ShakeNBreak: Navigating the defect configurational landscape

Abstract

Point defects are present in all crystalline solids, controlling the properties and performance of most functional materials, including thermoelectrics, photovoltaics and catalysts. However, the standard modelling approach, based on local optimisation of a defect placed on a known crystal site, can miss the true ground state structure. This structure may lie within a local minimum of the potential energy surface (PES), trapping a gradient-based optimisation algorithm in a metastable arrangement and thus yielding incorrect defect structures that compromise predicted properties (Mosquera-Lois & Kavanagh, 2021). As such, an efficient way to explore the defect energy landscape and identify low-energy structures is required. Statement of need To tackle this limitation, two approaches have recently been designed. Arrigoni and Madsen (Arrigoni & Madsen, 2021a) developed an evolutionary algorithm combined with a machine learning model to navigate the defect configurational landscape and identify low-energy structures.
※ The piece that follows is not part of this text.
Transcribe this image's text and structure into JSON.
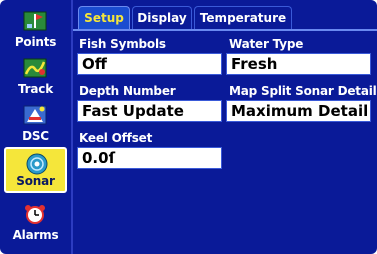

While ideal to study specific defects, its complexity and computational cost hinders its application to typical defect investigations. Alternatively, Pickard and Needs (Pickard & Needs, 2011) applied random sampling to the atoms near the defect site-with the limitation that random sampling on a high-dimensional space lowers efficiency and increases computational cost. To improve sampling efficiency, domain knowledge can be used to tailor the sampling structures towards likely energy-lowering distortions. This is the purpose of our package, which aims to serve as a simple, efficient, and affordable tool to identify low-energy defect structures.